Ma il carico, la mia dolce confidente lo lascia per il finale, nell’elenco dei difetti a causa dei quali non troverò mai una donna. Si lascia sfuggire una parola terrificante, che mai avrei voluto sentire. Dice che sono – e qui cito testualmente – “timidino”.
Timidino.
Occhei, passi pure che uno riconosca la mia timidezza; passi pure che uno mi dica che sono timido. “Sei timido”, lascia pensare ad un essere umano standard, a cui, per convenzione, si attribuiscono una serie di qualità, positive o negative, tra cui quella di essere timido. È timido, ha i capelli biondi, è simpa, è in terza classe ecc ecc.
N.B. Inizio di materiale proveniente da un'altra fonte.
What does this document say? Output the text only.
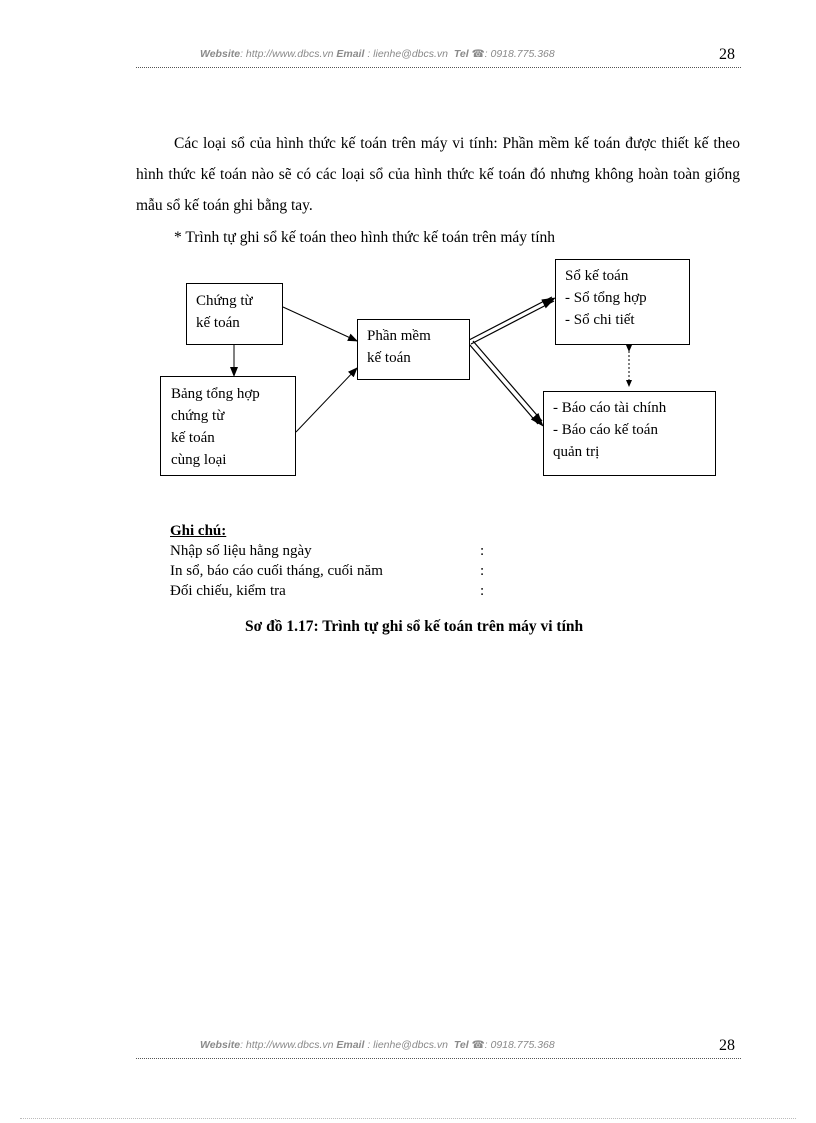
Website: http://www.dbcs.vn Email : lienhe@dbcs.vn Tel ☎: 0918.775.368	28

Các loại sổ của hình thức kế toán trên máy vi tính: Phần mềm kế toán được thiết kế theo hình thức kế toán nào sẽ có các loại sổ của hình thức kế toán đó nhưng không hoàn toàn giống mẫu sổ kế toán ghi bằng tay.

* Trình tự ghi sổ kế toán theo hình thức kế toán trên máy tính

Chứng từ
kế toán
Bảng tổng hợp
chứng từ
kế toán
cùng loại
Phần mềm
kế toán
Sổ kế toán
- Sổ tổng hợp
- Sổ chi tiết
- Báo cáo tài chính
- Báo cáo kế toán
quản trị
Ghi chú:
Nhập số liệu hằng ngày	:
In sổ, báo cáo cuối tháng, cuối năm	:
Đối chiếu, kiểm tra	:
Sơ đồ 1.17: Trình tự ghi sổ kế toán trên máy vi tính
Website: http://www.dbcs.vn Email : lienhe@dbcs.vn Tel ☎: 0918.775.368	28
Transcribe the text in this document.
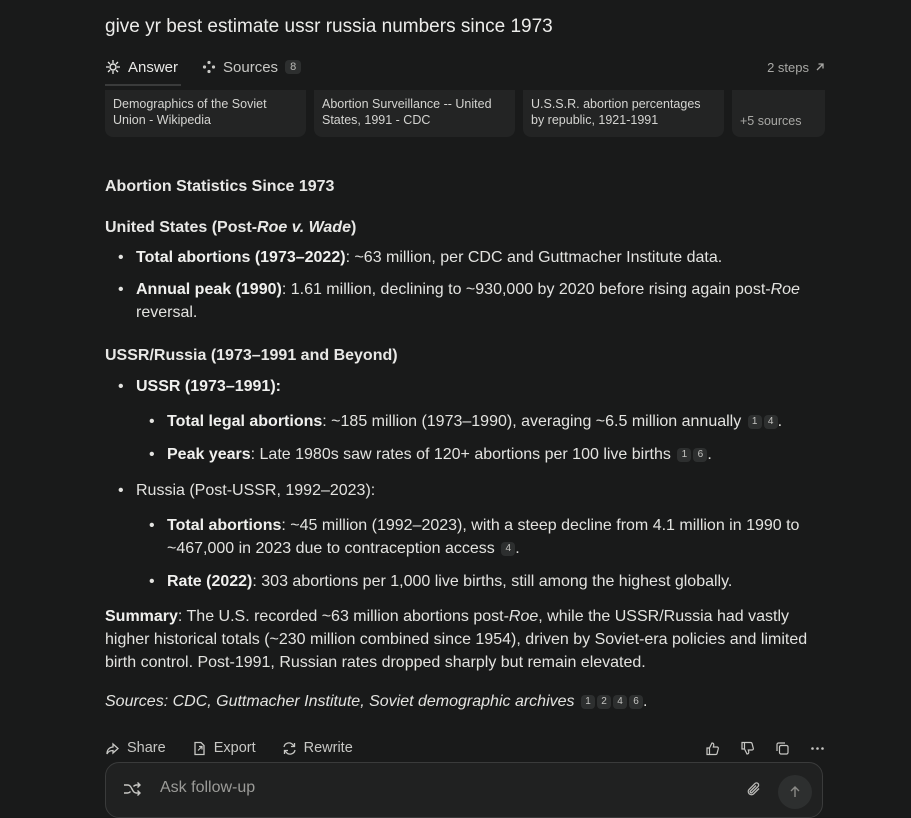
give yr best estimate ussr russia numbers since 1973
Answer	Sources	8	2 steps
Demographics of the Soviet Union - Wikipedia
Abortion Surveillance -- United States, 1991 - CDC
U.S.S.R. abortion percentages by republic, 1921-1991	+5 sources
Abortion Statistics Since 1973
United States (Post-Roe v. Wade)
• Total abortions (1973–2022): ~63 million, per CDC and Guttmacher Institute data.
• Annual peak (1990): 1.61 million, declining to ~930,000 by 2020 before rising again post-Roe reversal.
USSR/Russia (1973–1991 and Beyond)
• USSR (1973–1991):
• Total legal abortions: ~185 million (1973–1990), averaging ~6.5 million annually 1 4 .
• Peak years: Late 1980s saw rates of 120+ abortions per 100 live births 1 6 .
• Russia (Post-USSR, 1992–2023):
• Total abortions: ~45 million (1992–2023), with a steep decline from 4.1 million in 1990 to ~467,000 in 2023 due to contraception access 4 .
• Rate (2022): 303 abortions per 1,000 live births, still among the highest globally.
Summary: The U.S. recorded ~63 million abortions post-Roe, while the USSR/Russia had vastly higher historical totals (~230 million combined since 1954), driven by Soviet-era policies and limited birth control. Post-1991, Russian rates dropped sharply but remain elevated.
Sources: CDC, Guttmacher Institute, Soviet demographic archives 1 2 4 6 .
Share	Export	Rewrite
Ask follow-up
Passi a maggior ragione che uno ti dica che sei un timidone, che è quella timidezza un po’ dolce e un po’ già disinnescata, di cui si parla con affetto, una cosa con cui si può convivere serenamente, se non gradevolmente. Hugh Grant può essere un timidone, e nel frattempo scoparsi Julia Robers, per dire.
Quello che invece in nessuno dei mondi possibili Hugh Grant potrebbe essere è timidino. Quella parola mefistofelica si porta dietro tutto un universo di sfiga da cui è assolutamente impossibile staccarlo. Timidino significa, anzitutto, non scopabile, neanche su un’isola deserta. Timidino è il nerd del liceo, occhiali spessi, brufoli, segaiolo, che si vomita sulle scarpe non appena sente l’odore di una donna, sudaticcio, che si scarica soft porn perché l’hardcore lo spaventa, che si masturba su Tomb Raider, e che bene che vada fonderà la Microsoft. Un cucciolo, ma ributtante. (Una roba del genere).
Quindi pensateci, prima di affondare qualcuno. La risposta giusta è: “Timido tu? Non direi proprio”.

Poi la questione è diventata internazionale, che pare che trovarmi una donna sia ormai la sfida a cui si dedicano i temerari di tutto il mondo. E dunque la coinquilina del Capo pare mi voglia dare una sua amica (mi immagino che gnocca).
E sentenzia: “Cofe sembra un orso col cuore in mano”.